Matrix.blockDiagonal'_tsum theorem
[DecidableEq l] [T2Space R] {f : X → ∀ i, Matrix (m' i) (n' i) R} : blockDiagonal' (∑' x, f x) = ∑' x, blockDiagonal' (f x)
Full source
theorem Matrix.blockDiagonal'_tsum [DecidableEq l] [T2Space R]
    {f : X → ∀ i, Matrix (m' i) (n' i) R} :
    blockDiagonal' (∑' x, f x) = ∑' x, blockDiagonal' (f x) := by
  by_cases hf : Summable f
  · exact hf.hasSum.matrix_blockDiagonal'.tsum_eq.symm
  · have hft := summable_matrix_blockDiagonal'.not.mpr hf
    rw [tsum_eq_zero_of_not_summable hf, tsum_eq_zero_of_not_summable hft]
    exact blockDiagonal'_zero
Block Diagonal Construction Commutes with Infinite Summation
Informal description
Let $X$ be a type, $l$ be a type with decidable equality, and $R$ be a Hausdorff topological space. For any function $f \colon X \to \prod_{i \in l} \text{Matrix}\,(m'_i)\,(n'_i)\,R$, the block diagonal matrix constructed from the infinite sum $\sum_{x} f(x)$ is equal to the infinite sum of the block diagonal matrices constructed from $f(x)$ for each $x \in X$. In other words, the following equality holds: \[ \text{blockDiagonal'}\left(\sum_{x} f(x)\right) = \sum_{x} \text{blockDiagonal'}(f(x)). \]
HasSum.matrix_blockDiag' theorem
{f : X → Matrix (Σ i, m' i) (Σ i, n' i) R} {a : Matrix (Σ i, m' i) (Σ i, n' i) R} (hf : HasSum f a) : HasSum (fun x => blockDiag' (f x)) (blockDiag' a)
Full source
theorem HasSum.matrix_blockDiag' {f : X → Matrix (Σ i, m' i) (Σ i, n' i) R}
    {a : Matrix (Σ i, m' i) (Σ i, n' i) R} (hf : HasSum f a) :
    HasSum (fun x => blockDiag' (f x)) (blockDiag' a) :=
  hf.map (blockDiag'AddMonoidHom m' n' R) continuous_id.matrix_blockDiag'
Block Diagonal Extraction Preserves Summability
Informal description
Let $X$ be a topological space and $R$ be a topological space.
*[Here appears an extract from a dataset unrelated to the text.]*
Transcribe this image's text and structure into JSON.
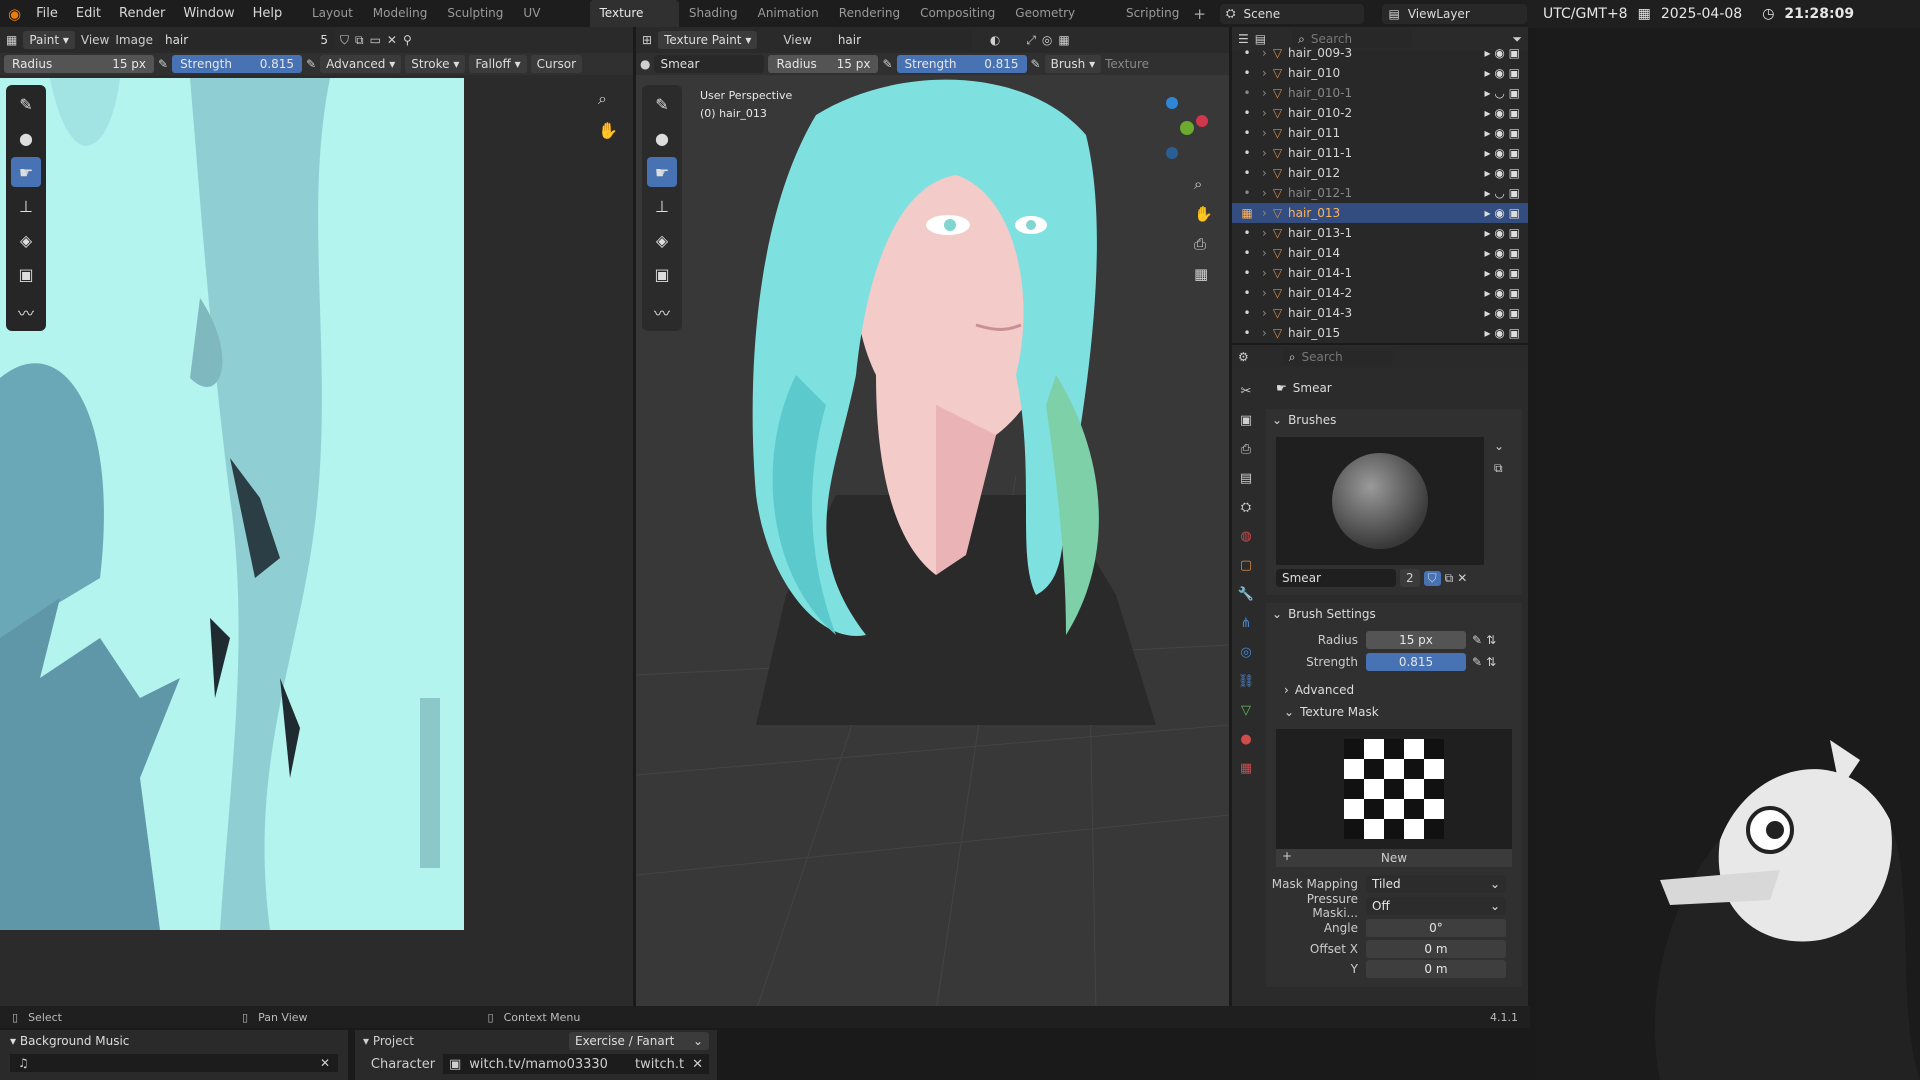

Given a function $f \colon X \to \text{Matrix}\, (\Sigma i, m'_i)\, (\Sigma i, n'_i)\, R$ and a matrix $a$ of the same type, if $f$ has sum $a$ (i.e., $\sum_{x} f(x) = a$), then the function $x \mapsto \text{blockDiag'}\, (f(x))$ has sum $\text{blockDiag'}\, a$.
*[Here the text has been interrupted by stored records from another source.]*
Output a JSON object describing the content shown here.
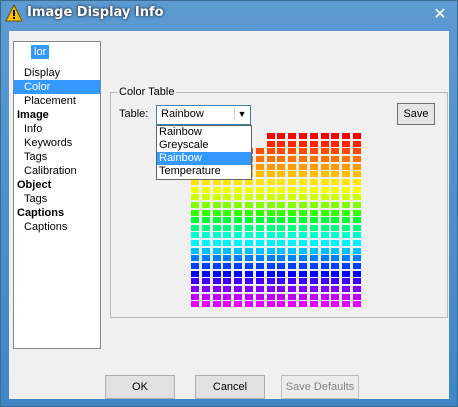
{
  "window": {
    "title": "Image Display Info",
    "close_symbol": "✕"
  },
  "sidebar": {
    "floating_selected": "lor",
    "items": [
      {
        "label": "Display",
        "level": "sub",
        "selected": false
      },
      {
        "label": "Color",
        "level": "sub",
        "selected": true
      },
      {
        "label": "Placement",
        "level": "sub",
        "selected": false
      },
      {
        "label": "Image",
        "level": "head",
        "selected": false
      },
      {
        "label": "Info",
        "level": "sub",
        "selected": false
      },
      {
        "label": "Keywords",
        "level": "sub",
        "selected": false
      },
      {
        "label": "Tags",
        "level": "sub",
        "selected": false
      },
      {
        "label": "Calibration",
        "level": "sub",
        "selected": false
      },
      {
        "label": "Object",
        "level": "head",
        "selected": false
      },
      {
        "label": "Tags",
        "level": "sub",
        "selected": false
      },
      {
        "label": "Captions",
        "level": "head",
        "selected": false
      },
      {
        "label": "Captions",
        "level": "sub",
        "selected": false
      }
    ]
  },
  "color_table": {
    "group_title": "Color Table",
    "table_label": "Table:",
    "combo_value": "Rainbow",
    "save_label": "Save",
    "dropdown_options": [
      "Rainbow",
      "Greyscale",
      "Rainbow",
      "Temperature"
    ],
    "dropdown_highlighted_index": 2,
    "rows_hidden_by_dropdown": 2
  },
  "swatch_colors": [
    "#ff0000",
    "#ff2600",
    "#ff4d00",
    "#ff7300",
    "#ff9900",
    "#ffbf00",
    "#ffe600",
    "#f2ff00",
    "#ccff00",
    "#80ff00",
    "#33ff00",
    "#00ff33",
    "#00ff80",
    "#00ffcc",
    "#00f2ff",
    "#00bfff",
    "#0080ff",
    "#0040ff",
    "#0000ff",
    "#4000ff",
    "#8000ff",
    "#bf00ff",
    "#e600ff"
  ],
  "buttons": {
    "ok": "OK",
    "cancel": "Cancel",
    "save_defaults": "Save Defaults"
  }
}
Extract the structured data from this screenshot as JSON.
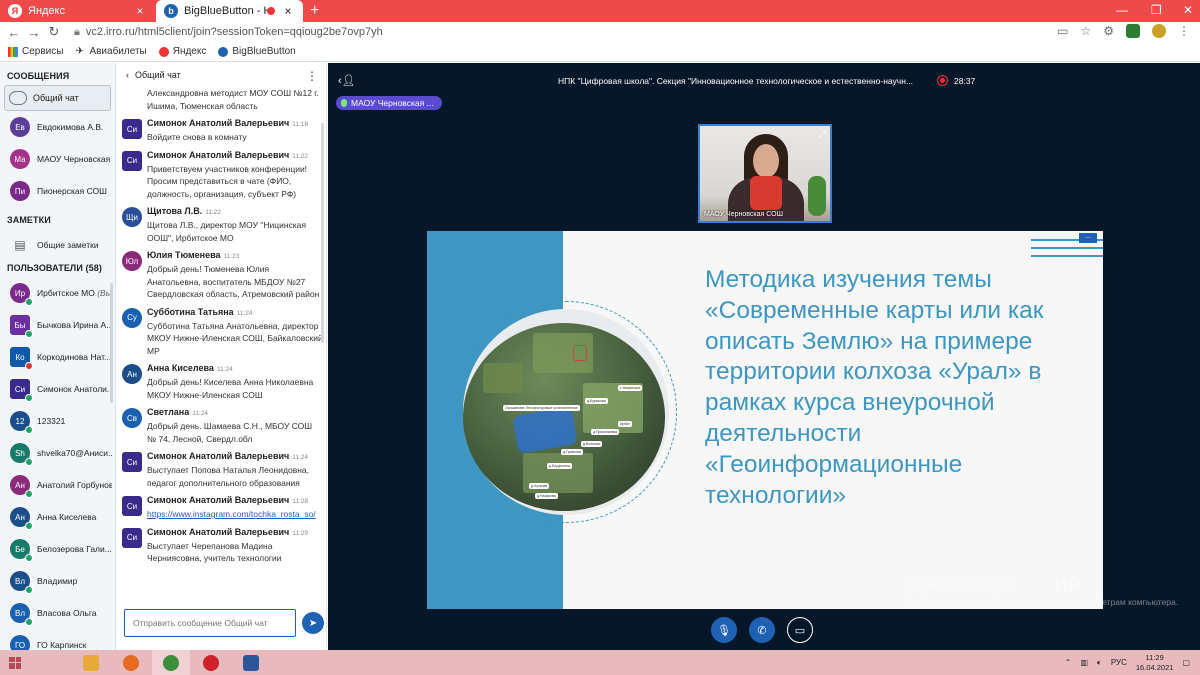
{
  "browser": {
    "tabs": [
      {
        "label": "Яндекс",
        "icon": "yandex-favicon"
      },
      {
        "label": "BigBlueButton - НПК \"Циф",
        "icon": "bbb-favicon",
        "recording": true
      }
    ],
    "url": "vc2.irro.ru/html5client/join?sessionToken=qqioug2be7ovp7yh",
    "bookmarks": [
      "Сервисы",
      "Авиабилеты",
      "Яндекс",
      "BigBlueButton"
    ]
  },
  "userlist": {
    "messages_title": "СООБЩЕНИЯ",
    "public_chat": "Общий чат",
    "private_chats": [
      {
        "initials": "Ев",
        "name": "Евдокимова А.В.",
        "color": "#5c3d99"
      },
      {
        "initials": "Ма",
        "name": "МАОУ Черновская ...",
        "color": "#a6328a"
      },
      {
        "initials": "Пи",
        "name": "Пионерская СОШ",
        "color": "#7a2a8a"
      }
    ],
    "notes_title": "ЗАМЕТКИ",
    "shared_notes": "Общие заметки",
    "users_title": "ПОЛЬЗОВАТЕЛИ (58)",
    "users": [
      {
        "initials": "Ир",
        "name": "Ирбитское МО",
        "you": "(Вы)",
        "color": "#7a2a8a",
        "mic": "#21a366",
        "sq": false
      },
      {
        "initials": "Бы",
        "name": "Бычкова Ирина А...",
        "color": "#6b2fa0",
        "mic": "#21a366",
        "sq": true
      },
      {
        "initials": "Ко",
        "name": "Коркодинова Нат...",
        "color": "#0f5aa8",
        "mic": "#d33",
        "sq": true
      },
      {
        "initials": "Си",
        "name": "Симонок Анатоли...",
        "color": "#3a2a8c",
        "mic": "#21a366",
        "sq": true
      },
      {
        "initials": "12",
        "name": "123321",
        "color": "#1c4f8a",
        "mic": "#21a366",
        "sq": false
      },
      {
        "initials": "Sh",
        "name": "shvelka70@Аниси...",
        "color": "#1a7a6a",
        "mic": "#21a366",
        "sq": false
      },
      {
        "initials": "Ан",
        "name": "Анатолий Горбунов",
        "color": "#8a2a7a",
        "mic": "#21a366",
        "sq": false
      },
      {
        "initials": "Ан",
        "name": "Анна Киселева",
        "color": "#1c4f8a",
        "mic": "#21a366",
        "sq": false
      },
      {
        "initials": "Бе",
        "name": "Белозерова Гали...",
        "color": "#1a7a6a",
        "mic": "#21a366",
        "sq": false
      },
      {
        "initials": "Вл",
        "name": "Владимир",
        "color": "#1c4f8a",
        "mic": "#21a366",
        "sq": false
      },
      {
        "initials": "Вл",
        "name": "Власова Ольга",
        "color": "#1a5fb0",
        "mic": "#21a366",
        "sq": false
      },
      {
        "initials": "ГО",
        "name": "ГО Карпинск",
        "color": "#1a5fb0",
        "mic": "#21a366",
        "sq": false
      }
    ]
  },
  "chat": {
    "title": "Общий чат",
    "placeholder": "Отправить сообщение Общий чат",
    "messages": [
      {
        "initials": "",
        "name": "",
        "time": "",
        "text": "Александровна методист МОУ СОШ №12 г. Ишима, Тюменская область",
        "color": "",
        "round": false
      },
      {
        "initials": "Си",
        "name": "Симонок Анатолий Валерьевич",
        "time": "11:18",
        "text": "Войдите снова в комнату",
        "color": "#3a2a8c",
        "round": false
      },
      {
        "initials": "Си",
        "name": "Симонок Анатолий Валерьевич",
        "time": "11:22",
        "text": "Приветствуем участников конференции! Просим представиться в чате (ФИО, должность, организация, субъект РФ)",
        "color": "#3a2a8c",
        "round": false
      },
      {
        "initials": "Щи",
        "name": "Щитова Л.В.",
        "time": "11:22",
        "text": "Щитова Л.В., директор МОУ \"Ницинская ООШ\", Ирбитское МО",
        "color": "#2a4f9a",
        "round": true
      },
      {
        "initials": "Юл",
        "name": "Юлия Тюменева",
        "time": "11:23",
        "text": "Добрый день! Тюменева Юлия Анатольевна, воспитатель МБДОУ №27 Свердловская область, Атремовский район",
        "color": "#8a2a7a",
        "round": true
      },
      {
        "initials": "Су",
        "name": "Субботина Татьяна",
        "time": "11:24",
        "text": "Субботина Татьяна Анатольевна, директор МКОУ Нижне-Иленская СОШ, Байкаловский МР",
        "color": "#1a5fb0",
        "round": true
      },
      {
        "initials": "Ан",
        "name": "Анна Киселева",
        "time": "11:24",
        "text": "Добрый день! Киселева Анна Николаевна МКОУ Нижне-Иленская СОШ",
        "color": "#1c4f8a",
        "round": true
      },
      {
        "initials": "Св",
        "name": "Светлана",
        "time": "11:24",
        "text": "Добрый день. Шамаева С.Н., МБОУ СОШ № 74, Лесной, Свердл.обл",
        "color": "#1a5fb0",
        "round": true
      },
      {
        "initials": "Си",
        "name": "Симонок Анатолий Валерьевич",
        "time": "11:24",
        "text": "Выступает Попова Наталья Леонидовна, педагог дополнительного образования",
        "color": "#3a2a8c",
        "round": false
      },
      {
        "initials": "Си",
        "name": "Симонок Анатолий Валерьевич",
        "time": "11:28",
        "text": "https://www.instagram.com/tochka_rosta_so/",
        "color": "#3a2a8c",
        "round": false,
        "link": true
      },
      {
        "initials": "Си",
        "name": "Симонок Анатолий Валерьевич",
        "time": "11:29",
        "text": "Выступает Черепанова Мадина Черниясовна, учитель технологии",
        "color": "#3a2a8c",
        "round": false
      }
    ]
  },
  "meeting": {
    "title": "НПК \"Цифровая школа\". Секция \"Инновационное технологическое и естественно-научн...",
    "timer": "28:37",
    "talker": "МАОУ Черновская ...",
    "webcam_label": "МАОУ Черновская СОШ",
    "slide_title": "Методика изучения темы «Современные карты или как описать Землю» на примере территории колхоза «Урал» в рамках курса внеурочной деятельности «Геоинформационные технологии»",
    "slide_btn": "...",
    "map_labels": [
      "Орошаемое Лесорнатуравое установленное",
      "с.Ницинское",
      "д.Бурыкова",
      "Ирбит",
      "д.Прокопьевка",
      "д.Вольная",
      "д.Грязнова",
      "д.Бердюгина",
      "д.Чучкова",
      "д.Назарова"
    ],
    "activation_title": "Активация Windows",
    "activation_text": "Чтобы активировать Windows, перейдите к параметрам компьютера."
  },
  "taskbar": {
    "lang": "РУС",
    "time": "11:29",
    "date": "16.04.2021",
    "apps": [
      {
        "name": "explorer",
        "color": "#e8a93a"
      },
      {
        "name": "firefox",
        "color": "#e66a1f"
      },
      {
        "name": "chrome",
        "color": "#3b8f3b"
      },
      {
        "name": "opera",
        "color": "#d0202a"
      },
      {
        "name": "word",
        "color": "#2b579a"
      }
    ]
  }
}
Summable.matrix_blockDiag' theorem
{f : X → Matrix (Σ i, m' i) (Σ i, n' i) R} (hf : Summable f) : Summable fun x => blockDiag' (f x)
Full source
theorem Summable.matrix_blockDiag' {f : X → Matrix (Σ i, m' i) (Σ i, n' i) R} (hf : Summable f) :
    Summable fun x => blockDiag' (f x) :=
  hf.hasSum.matrix_blockDiag'.summable
Summability of Block Diagonal Extraction
Informal description
Let $X$ be a topological space and $R$ be a topological space. Given a summable function $f \colon X \to \text{Matrix}\, (\Sigma i, m'_i)\, (\Sigma i, n'_i)\, R$, the function $x \mapsto \text{blockDiag'}\, (f(x))$ is also summable.